Predicting the Present with Google Trends

Thursday, April 02, 2009 at 4/02/2009 02:10:00 PM



Can Google queries help predict economic activity?

The answer depends on what you mean by "predict." Google Trends and Google Insights for Search provide a real time report on query volume, while economic data is typically released several days after the close of the month. Given this time lag, it is not implausible that Google queries in a category like "Automotive/Vehicle Shopping" during the first few weeks of March may help predict what actual March automotive sales will be like when the official data is released halfway through April.

That famous economist Yogi Berra once said "It's tough to make predictions, especially about the future." This inspired our approach: let us lower the bar and just try to predict the present.

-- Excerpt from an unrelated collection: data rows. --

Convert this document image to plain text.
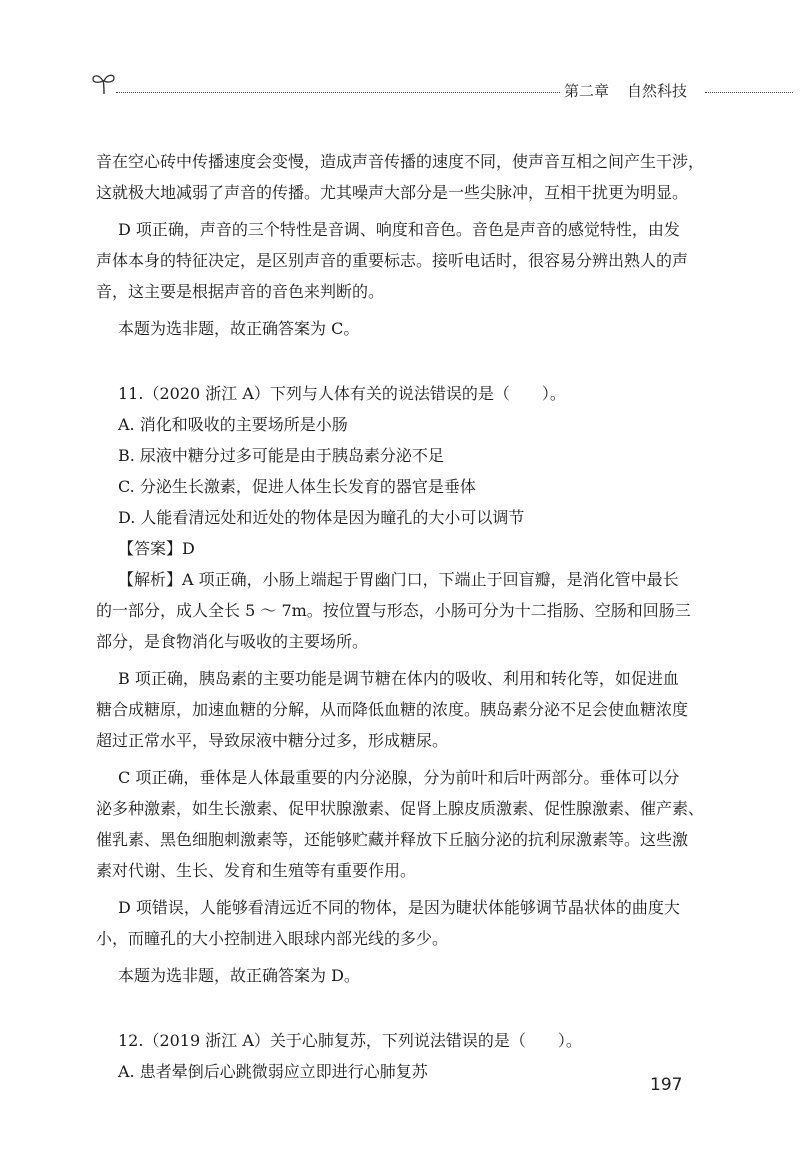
第二章 自然科技
音在空心砖中传播速度会变慢，造成声音传播的速度不同，使声音互相之间产生干涉，
这就极大地减弱了声音的传播。尤其噪声大部分是一些尖脉冲，互相干扰更为明显。
D 项正确，声音的三个特性是音调、响度和音色。音色是声音的感觉特性，由发
声体本身的特征决定，是区别声音的重要标志。接听电话时，很容易分辨出熟人的声
音，这主要是根据声音的音色来判断的。
本题为选非题，故正确答案为 C。
11.（2020 浙江 A）下列与人体有关的说法错误的是（　　）。
A. 消化和吸收的主要场所是小肠
B. 尿液中糖分过多可能是由于胰岛素分泌不足
C. 分泌生长激素，促进人体生长发育的器官是垂体
D. 人能看清远处和近处的物体是因为瞳孔的大小可以调节
【答案】D
【解析】A 项正确，小肠上端起于胃幽门口，下端止于回盲瓣，是消化管中最长
的一部分，成人全长 5 ～ 7m。按位置与形态，小肠可分为十二指肠、空肠和回肠三
部分，是食物消化与吸收的主要场所。
B 项正确，胰岛素的主要功能是调节糖在体内的吸收、利用和转化等，如促进血
糖合成糖原，加速血糖的分解，从而降低血糖的浓度。胰岛素分泌不足会使血糖浓度
超过正常水平，导致尿液中糖分过多，形成糖尿。
C 项正确，垂体是人体最重要的内分泌腺，分为前叶和后叶两部分。垂体可以分
泌多种激素，如生长激素、促甲状腺激素、促肾上腺皮质激素、促性腺激素、催产素、
催乳素、黑色细胞刺激素等，还能够贮藏并释放下丘脑分泌的抗利尿激素等。这些激
素对代谢、生长、发育和生殖等有重要作用。
D 项错误，人能够看清远近不同的物体，是因为睫状体能够调节晶状体的曲度大
小，而瞳孔的大小控制进入眼球内部光线的多少。
本题为选非题，故正确答案为 D。
12.（2019 浙江 A）关于心肺复苏，下列说法错误的是（　　）。
A. 患者晕倒后心跳微弱应立即进行心肺复苏
197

Our work to date is summarized in a paper called Predicting the Present with Google Trends. We find that Google Trends data can help improve forecasts of the current level of activity for a number of different economic time series, including automobile sales, home sales, retail sales, and travel behavior.

Even predicting the present is useful, since it may help identify "turning points" in economic time series. If people start doing significantly more searches for "Real Estate Agents" in a certain location, it is tempting to think that house sales might increase in that area in the near future.

Our paper outlines one approach to short-term economic prediction, but we expect that there are several other interesting ideas out there. So we suggest that forecasting wannabes download some Google Trends data and try to relate it to other economic time series. If you find an interesting pattern, post your findings on a website and send a link to econ-forecast@google.com. We'll report on the most interesting results in a later blog post.

It has been said that if you put a million monkeys in front of a million computers, you would eventually produce an accurate economic forecast. Let's see how well that theory works ...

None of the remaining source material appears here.